Genova, pur non essendo al centro delle nuove rotte, sta investendo in infrastrutture strategiche come la nuova diga foranea e il Terzo Valico ferroviario, con l’obiettivo di rafforzare la propria competitività intermodale e diventare un hub logistico integrato. La proposta di un asse Genova–Trieste come “sistema Italia” potrebbe rappresentare una risposta coordinata alla crescente competizione internazionale.

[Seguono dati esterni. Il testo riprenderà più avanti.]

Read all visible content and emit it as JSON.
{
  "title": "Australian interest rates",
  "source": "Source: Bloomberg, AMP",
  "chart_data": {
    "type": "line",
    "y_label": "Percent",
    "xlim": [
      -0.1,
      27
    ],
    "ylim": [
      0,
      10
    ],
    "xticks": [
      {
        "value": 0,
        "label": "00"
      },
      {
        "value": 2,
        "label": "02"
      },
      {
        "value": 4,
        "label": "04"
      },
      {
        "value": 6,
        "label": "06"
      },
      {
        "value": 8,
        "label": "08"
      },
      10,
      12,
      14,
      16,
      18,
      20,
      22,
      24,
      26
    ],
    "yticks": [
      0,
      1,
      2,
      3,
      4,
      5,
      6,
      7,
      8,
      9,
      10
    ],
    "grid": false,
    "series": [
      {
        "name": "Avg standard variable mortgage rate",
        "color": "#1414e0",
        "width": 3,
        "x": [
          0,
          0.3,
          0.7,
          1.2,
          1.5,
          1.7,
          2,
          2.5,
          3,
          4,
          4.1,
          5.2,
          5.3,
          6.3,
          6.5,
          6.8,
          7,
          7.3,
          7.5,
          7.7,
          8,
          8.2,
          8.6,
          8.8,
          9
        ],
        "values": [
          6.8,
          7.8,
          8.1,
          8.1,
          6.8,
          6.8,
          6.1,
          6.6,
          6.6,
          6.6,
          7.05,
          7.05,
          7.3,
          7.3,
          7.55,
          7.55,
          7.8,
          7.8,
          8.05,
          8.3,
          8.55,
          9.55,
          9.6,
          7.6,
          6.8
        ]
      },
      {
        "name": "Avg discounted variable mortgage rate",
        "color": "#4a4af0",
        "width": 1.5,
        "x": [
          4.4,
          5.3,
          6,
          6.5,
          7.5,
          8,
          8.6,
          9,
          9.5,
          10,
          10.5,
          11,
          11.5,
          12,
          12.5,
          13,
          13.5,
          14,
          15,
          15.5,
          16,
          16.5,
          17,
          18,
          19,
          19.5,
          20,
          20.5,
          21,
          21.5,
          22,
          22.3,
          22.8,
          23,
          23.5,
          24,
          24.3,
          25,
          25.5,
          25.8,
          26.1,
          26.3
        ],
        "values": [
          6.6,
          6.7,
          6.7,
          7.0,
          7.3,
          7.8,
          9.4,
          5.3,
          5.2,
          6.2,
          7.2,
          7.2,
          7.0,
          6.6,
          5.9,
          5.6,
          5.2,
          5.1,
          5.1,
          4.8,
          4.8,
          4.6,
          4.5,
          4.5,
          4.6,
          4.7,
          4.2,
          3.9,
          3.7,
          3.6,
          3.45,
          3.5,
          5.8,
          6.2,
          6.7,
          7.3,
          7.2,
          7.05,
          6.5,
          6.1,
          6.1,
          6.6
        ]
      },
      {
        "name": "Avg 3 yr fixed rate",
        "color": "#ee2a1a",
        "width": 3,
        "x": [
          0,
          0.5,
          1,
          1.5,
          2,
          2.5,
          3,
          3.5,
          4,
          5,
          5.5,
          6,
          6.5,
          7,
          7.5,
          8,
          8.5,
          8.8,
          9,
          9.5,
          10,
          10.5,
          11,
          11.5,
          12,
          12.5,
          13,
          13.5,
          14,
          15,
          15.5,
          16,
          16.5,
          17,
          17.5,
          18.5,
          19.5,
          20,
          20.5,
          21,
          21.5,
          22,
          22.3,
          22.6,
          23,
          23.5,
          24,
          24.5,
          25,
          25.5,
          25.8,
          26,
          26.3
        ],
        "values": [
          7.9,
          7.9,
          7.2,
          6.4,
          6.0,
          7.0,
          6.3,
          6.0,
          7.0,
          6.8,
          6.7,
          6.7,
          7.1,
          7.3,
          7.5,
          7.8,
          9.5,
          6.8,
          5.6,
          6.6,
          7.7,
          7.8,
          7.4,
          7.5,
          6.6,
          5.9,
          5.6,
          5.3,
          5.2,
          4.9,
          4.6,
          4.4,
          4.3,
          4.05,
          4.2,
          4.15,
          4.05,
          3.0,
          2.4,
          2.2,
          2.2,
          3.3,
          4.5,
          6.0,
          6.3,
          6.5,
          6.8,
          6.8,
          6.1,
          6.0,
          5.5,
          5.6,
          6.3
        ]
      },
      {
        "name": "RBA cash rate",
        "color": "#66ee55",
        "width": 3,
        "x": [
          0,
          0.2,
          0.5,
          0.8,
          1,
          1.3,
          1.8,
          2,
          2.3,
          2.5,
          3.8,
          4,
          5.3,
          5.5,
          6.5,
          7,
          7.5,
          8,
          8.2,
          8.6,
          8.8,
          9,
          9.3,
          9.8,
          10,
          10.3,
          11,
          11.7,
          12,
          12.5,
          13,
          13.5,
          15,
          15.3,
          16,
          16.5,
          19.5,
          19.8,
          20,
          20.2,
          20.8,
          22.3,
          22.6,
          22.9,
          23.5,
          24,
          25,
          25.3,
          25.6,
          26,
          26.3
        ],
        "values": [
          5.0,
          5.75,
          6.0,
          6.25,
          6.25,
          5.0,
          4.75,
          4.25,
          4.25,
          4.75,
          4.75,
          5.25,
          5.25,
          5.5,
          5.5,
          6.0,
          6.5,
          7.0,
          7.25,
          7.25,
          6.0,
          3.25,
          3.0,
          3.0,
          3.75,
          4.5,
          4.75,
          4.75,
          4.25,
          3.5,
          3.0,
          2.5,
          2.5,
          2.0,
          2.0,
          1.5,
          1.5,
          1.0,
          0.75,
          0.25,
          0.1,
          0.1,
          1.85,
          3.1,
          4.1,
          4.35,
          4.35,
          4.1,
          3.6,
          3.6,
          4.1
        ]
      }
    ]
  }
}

Venezia, temporaneamente esclusa dai servizi diretti Gemini, è servita via feeder, mentre altri scali minori come Livorno e Gioia Tauro cercano di ritagliarsi dei ruoli complementari.
Secondo Assiterminal, il sistema portuale italiano necessita di una governance semplificata, transizione digitale ed energetica, e una visione integrata per competere con i grandi hub europei.
Il rimescolamento delle alleanze ha dunque ridisegnato la geografia dello shipping europeo e i porti italiani, seppur penalizzati in alcuni casi, hanno comunque l’opportunità di rilanciarsi attraverso investimenti, sinergie territoriali e strategie di sistema.
In un contesto sempre più competitivo e fluido, la capacità di adattarsi alle nuove logiche globali sarà decisiva per il futuro della portualità mediterranea. Si tratta di una sfida aperta: da un lato la concentrazione nei grandi hub, dall’altro la possibilità per l’Italia di costruire un modello integrato, resiliente e sostenibile.